Reply to Jobling, "Lysogeny of Escherichia coli by the Obligately Lytic Bacteriophage T1: Not Proven".

REPLY

In his Letter to the Editor (1), Dr. Jobling questions our conclusion that T1 phage is present in a lysogenic state in Escherichia coli ATCC 15144 (2). His primary concern lies in the absence of T1 phage DNA reads in the sequenced total DNA of the E. coli host strain. We believe that such underrepresentation of the phage DNA reads could be explained by the technical aspects of sample preparation and sequencing, since the T1 phage genome is extensively methylated and such methylation can interfere with next-generation sequencing (3, 4). Indeed, next-generation sequencing of low-copy-number episomal phages of Staphylococcus aureus requires prior enrichment of their DNA (5).

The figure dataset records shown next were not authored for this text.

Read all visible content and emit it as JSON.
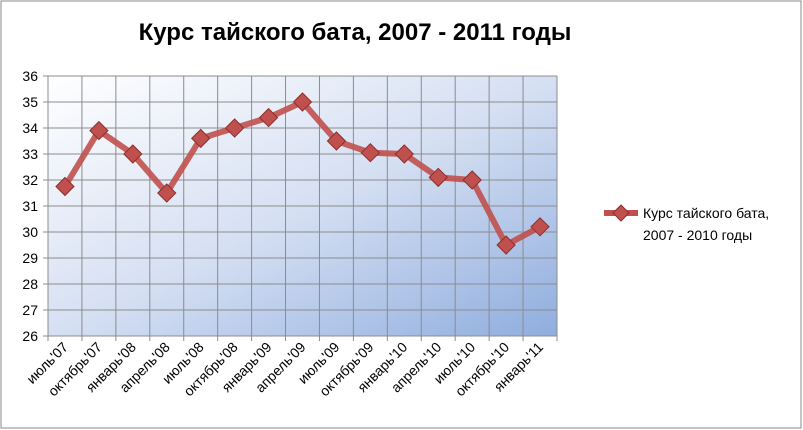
{
  "chart_data": {
    "type": "line",
    "title": "Курс тайского бата, 2007 - 2011 годы",
    "categories": [
      "июль'07",
      "октябрь'07",
      "январь'08",
      "апрель'08",
      "июль'08",
      "октябрь'08",
      "январь'09",
      "апрель'09",
      "июль'09",
      "октябрь'09",
      "январь'10",
      "апрель'10",
      "июль'10",
      "октябрь'10",
      "январь'11"
    ],
    "series": [
      {
        "name": "Курс тайского бата, 2007 - 2010 годы",
        "color": "#c0504d",
        "values": [
          31.75,
          33.9,
          33.0,
          31.5,
          33.6,
          34.0,
          34.4,
          35.0,
          33.5,
          33.05,
          33.0,
          32.1,
          32.0,
          29.5,
          30.2
        ]
      }
    ],
    "ylim": [
      26,
      36
    ],
    "yticks": [
      26,
      27,
      28,
      29,
      30,
      31,
      32,
      33,
      34,
      35,
      36
    ],
    "grid": true,
    "legend": "right"
  }
}
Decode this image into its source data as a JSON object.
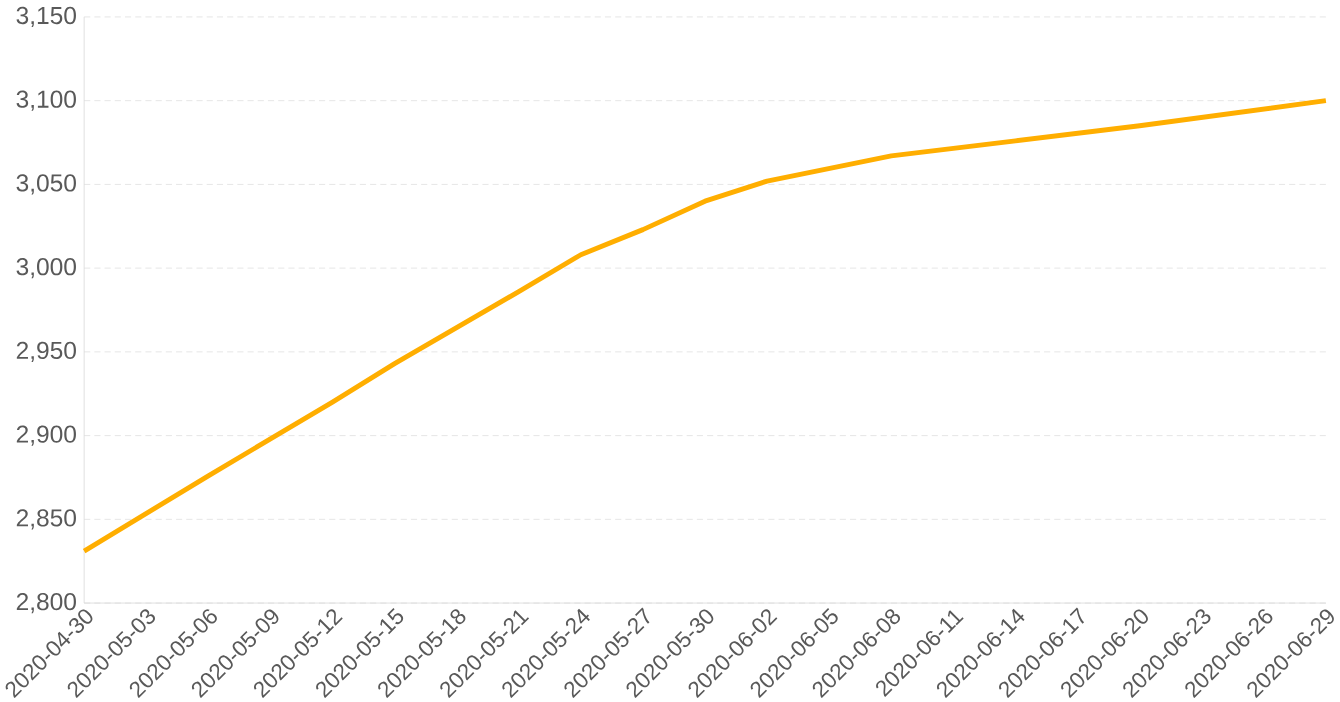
{
  "chart_data": {
    "type": "line",
    "color": "#ffae00",
    "marker": "none",
    "line_style": "solid",
    "grid": "y",
    "x": [
      "2020-04-30",
      "2020-05-06",
      "2020-05-12",
      "2020-05-15",
      "2020-05-21",
      "2020-05-24",
      "2020-05-27",
      "2020-05-30",
      "2020-06-02",
      "2020-06-08",
      "2020-06-14",
      "2020-06-20",
      "2020-06-29"
    ],
    "values": [
      2831,
      2876,
      2920,
      2943,
      2986,
      3008,
      3023,
      3040,
      3052,
      3067,
      3076,
      3085,
      3100
    ],
    "xlim": [
      "2020-04-30",
      "2020-06-29"
    ],
    "xticks": [
      "2020-04-30",
      "2020-05-03",
      "2020-05-06",
      "2020-05-09",
      "2020-05-12",
      "2020-05-15",
      "2020-05-18",
      "2020-05-21",
      "2020-05-24",
      "2020-05-27",
      "2020-05-30",
      "2020-06-02",
      "2020-06-05",
      "2020-06-08",
      "2020-06-11",
      "2020-06-14",
      "2020-06-17",
      "2020-06-20",
      "2020-06-23",
      "2020-06-26",
      "2020-06-29"
    ],
    "ylim": [
      2800,
      3150
    ],
    "yticks": [
      {
        "value": 2800,
        "label": "2,800"
      },
      {
        "value": 2850,
        "label": "2,850"
      },
      {
        "value": 2900,
        "label": "2,900"
      },
      {
        "value": 2950,
        "label": "2,950"
      },
      {
        "value": 3000,
        "label": "3,000"
      },
      {
        "value": 3050,
        "label": "3,050"
      },
      {
        "value": 3100,
        "label": "3,100"
      },
      {
        "value": 3150,
        "label": "3,150"
      }
    ]
  }
}
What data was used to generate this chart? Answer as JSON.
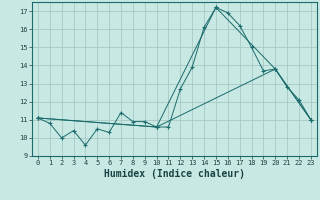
{
  "background_color": "#c8e8e4",
  "grid_color": "#a8c8c4",
  "line_color": "#1a6b6b",
  "marker_color": "#1a6b6b",
  "xlabel": "Humidex (Indice chaleur)",
  "xlabel_fontsize": 7,
  "xlim": [
    -0.5,
    23.5
  ],
  "ylim": [
    9,
    17.5
  ],
  "yticks": [
    9,
    10,
    11,
    12,
    13,
    14,
    15,
    16,
    17
  ],
  "xticks": [
    0,
    1,
    2,
    3,
    4,
    5,
    6,
    7,
    8,
    9,
    10,
    11,
    12,
    13,
    14,
    15,
    16,
    17,
    18,
    19,
    20,
    21,
    22,
    23
  ],
  "series1_x": [
    0,
    1,
    2,
    3,
    4,
    5,
    6,
    7,
    8,
    9,
    10,
    11,
    12,
    13,
    14,
    15,
    16,
    17,
    18,
    19,
    20,
    21,
    22,
    23
  ],
  "series1_y": [
    11.1,
    10.8,
    10.0,
    10.4,
    9.6,
    10.5,
    10.3,
    11.4,
    10.9,
    10.9,
    10.6,
    10.6,
    12.7,
    13.9,
    16.1,
    17.2,
    16.9,
    16.2,
    15.0,
    13.7,
    13.8,
    12.8,
    12.1,
    11.0
  ],
  "series2_x": [
    0,
    10,
    15,
    20,
    23
  ],
  "series2_y": [
    11.1,
    10.6,
    17.2,
    13.8,
    11.0
  ],
  "series3_x": [
    0,
    10,
    20,
    23
  ],
  "series3_y": [
    11.1,
    10.6,
    13.8,
    11.0
  ],
  "figsize": [
    3.2,
    2.0
  ],
  "dpi": 100
}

As mentioned by Dr. Jobling, the association between the T1 phage and E. coli ATCC 15144 observed in our study was extremely stable, with all colonies remaining positive for phage DNA even after 28-fold single colony purification (see Fig. S2A in reference 2). In our opinion, this all but rules out that the presence of the T1 phage in the culture could be explained by low levels of contamination leading to persistent infection—or else it would require extremely high levels of contamination that would have been easily detected by sequencing; see the point above.

Moreover, the specific nature of the association between the T1 phage and E. coli ATCC 15144 is further consistent with our observation that other E. coli strains do not form similarly stable lysogens, even in cases when formation of unstable lysogens could be observed. Of note, we did confirm that these unstable lysogens are not genetically resistant mutants, since they not only lose the phage over time but also become susceptible to renewed infection. We apologize for not including these data in our publication.

Clearly, further analysis is required to determine the exact nature of the observed lysogenic state of T1 phage in E. coli ATCC 15144, which may also settle the question of its exact classification. In recent decades, the bacteriophage field has been gradually shifting from the classical black-and-white (lytic-lysogenic) definition of bacterium-phage interactions, as it now becomes apparent that various transient nonlytic (pseudolysogenic) and chronic infections are common in nature (6). As mentioned by Dr. Jobling, another recent paper (7) reported a nonlytic phage-carrier state for a T1-like phage in a different E. coli background, suggesting that this state might be pseudolysogenic. In our case, chronic infection or pseudolysogeny in its conventional definition as a coexistence between the phages and the host in a culture (8) could be ruled out by the extremely high stability of the T1 phage interaction with E. coli ATCC 15144 and by the fact that no active virus particles could be detected in uninduced cultures. However, the term “pseudolysogeny” has also been used in a broader sense to describe various metastable phage-host interactions (8), including those where the phage relies on specific molecular mechanisms to ensure stable maintenance of its DNA within the host (9). In this context, the distinction between the episomal lysogeny (10–13) as concluded in our paper and an extremely stable pseudolysogeny might become difficult to see, particularly in the absence of the detailed knowledge of molecular mechanisms involved in the T1 phage maintenance in E. coli ATCC 15144. We hope that the recent surge of interest in understanding the diversity and complexity of bacterium-phage interactions (14) will lead to refinement of the phage classification and enable a less debatable definition for the case of bacterium-phage interactions described in our study.